Antes de partir Giuliano había guardado en su bolso el libro que siempre releía, Civilización y barbarie, de Sarmiento, porque lo seducía la dicotomía que el autor planteaba entre la civilización de Europa y Norteamérica y la barbarie de América Latina.

El sonido de un motor a su espalda le hizo girar la cabeza. Una camionetita Ford, destartalada y ruidosa, se aproximaba echando humo.

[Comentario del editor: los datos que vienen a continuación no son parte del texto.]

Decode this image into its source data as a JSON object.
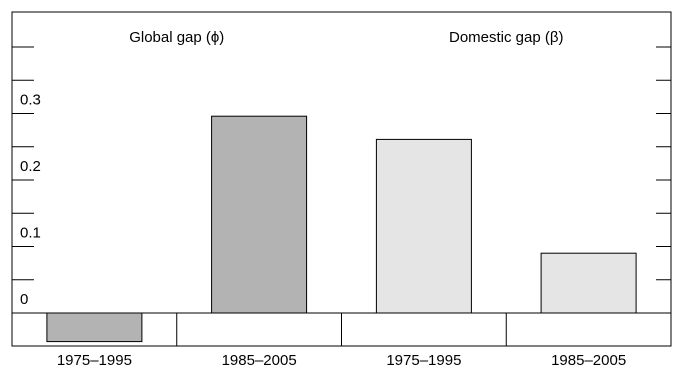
{
  "chart_data": {
    "type": "bar",
    "title": "",
    "xlabel": "",
    "ylabel": "",
    "ylim": [
      -0.045,
      0.45
    ],
    "yticks": [
      0,
      0.1,
      0.2,
      0.3
    ],
    "ytick_labels": [
      "0",
      "0.1",
      "0.2",
      "0.3"
    ],
    "grid": false,
    "categories": [
      "1975–1995",
      "1985–2005",
      "1975–1995",
      "1985–2005"
    ],
    "groups": [
      {
        "label": "Global gap (ϕ)",
        "categories": [
          "1975–1995",
          "1985–2005"
        ],
        "values": [
          -0.043,
          0.296
        ],
        "color": "#b3b3b3"
      },
      {
        "label": "Domestic gap (β)",
        "categories": [
          "1975–1995",
          "1985–2005"
        ],
        "values": [
          0.261,
          0.09
        ],
        "color": "#e5e5e5"
      }
    ]
  }
}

Parecía un escarabajo gigante y brilloso bajo el sol de enero. Giuliano se volvió y le hizo señas para que lo llevara. El vehículo fue disminuyendo su marcha y se acercó al camino.

Un viejo de edad incierta, falto de pelo y dientes, iba al volante. A su lado, un niño de unos ocho años jugaba con unas maderitas cortadas como si fueran animales.

—¿Adónde va, mi amigo? —inquirió el viejo.

—A San Juan —replicó Giuliano asomándose por la ventanilla y levantando el ala del sombrero a modo de saludo—, o a donde usted me alcance.

—Es su día de suerte —el hombre hizo una seña al pequeño para que se corriera y le hiciera espacio al nuevo pasajero.

Giuliano subió y el escarabajo reinició su ruidosa marcha.